Al subcomisario Ángel Petti le sorprendió que dijera "bultos" y luego "cuerpos" y no mi mujer, mis hijas, mi suegra. Para el odontólogo eran cosas desechables. Encima, mientras los peritos trabajaban en la escena del crimen, él fumaba y acariciaba la cabeza de Nahuel, el perro de la familia.
El subcomisario estaba convencido de que el asesino estaba delante suyo. Luego lo llevó a su despacho. Le convidó un cigarrillo Benson y le preguntó qué había hecho ese día:
–Nada. Bueno, este…fui a pescar, después a ver a mi amante. Comimos pizza. Y cuando volví a casa me encontré con todo esto.
Petti sabía que el único lugar sin desorden era la pieza donde Barreda dormía solo. Todo estaba en su lugar: la cama hecha, la ropa apilada prolijamente, el piso encerado, los zapatos apilados. No hacía falta ser un experto sabueso para comprobar que la escena del crimen había sido alterada.
En un momento, mientras iba a buscar dos sándwiches, Petti dejó a Barreda solo. Antes le dio el Código Penal en la página donde figura el artículo 34, que establece la imputabilidad o no de una persona y si comprendió la criminalidad de sus actos. Barreda lo leyó con atención.

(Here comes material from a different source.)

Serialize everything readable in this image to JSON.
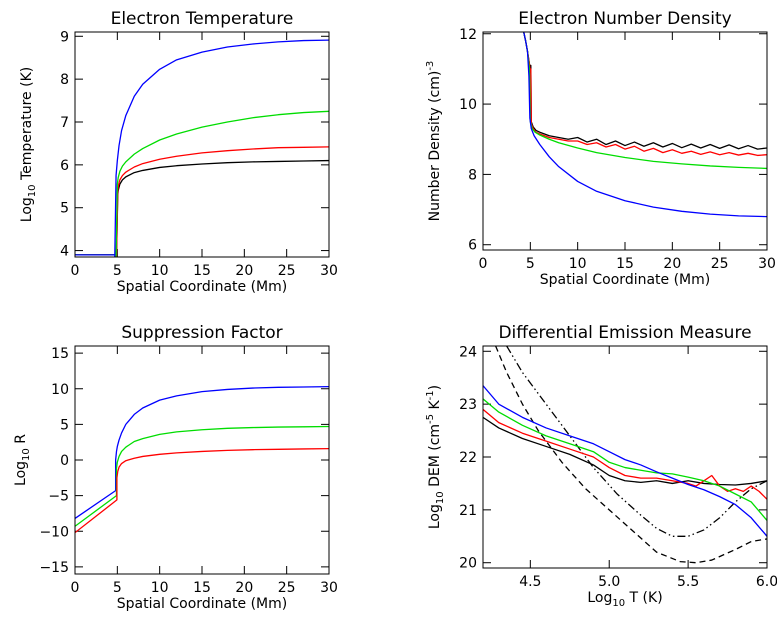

Cuando volvió, Petti le dijo:
–Así que una vez hizo un curso de criminología.
Barreda, que días antes del cuádruple crimen había ido a una charla en el Colegio de Abogados, no lo desmintió.
–¿Cómo lo sabe?
–No importa. La cuestión es que lo sé. También sé que practicó tiro contra un árbol.
–Dígame quién se lo dijo.
–Se lo digo con una condición.
–¿Cuál?
–Que usted me diga dónde está la escopeta con la que mató a su familia.
–La tiré en Punta Lara.
De alli a la Comisariia, la Alcaidía, el juicio, la condena, la prisión perpetua, las salidas condicionales con escándalos y la muerte.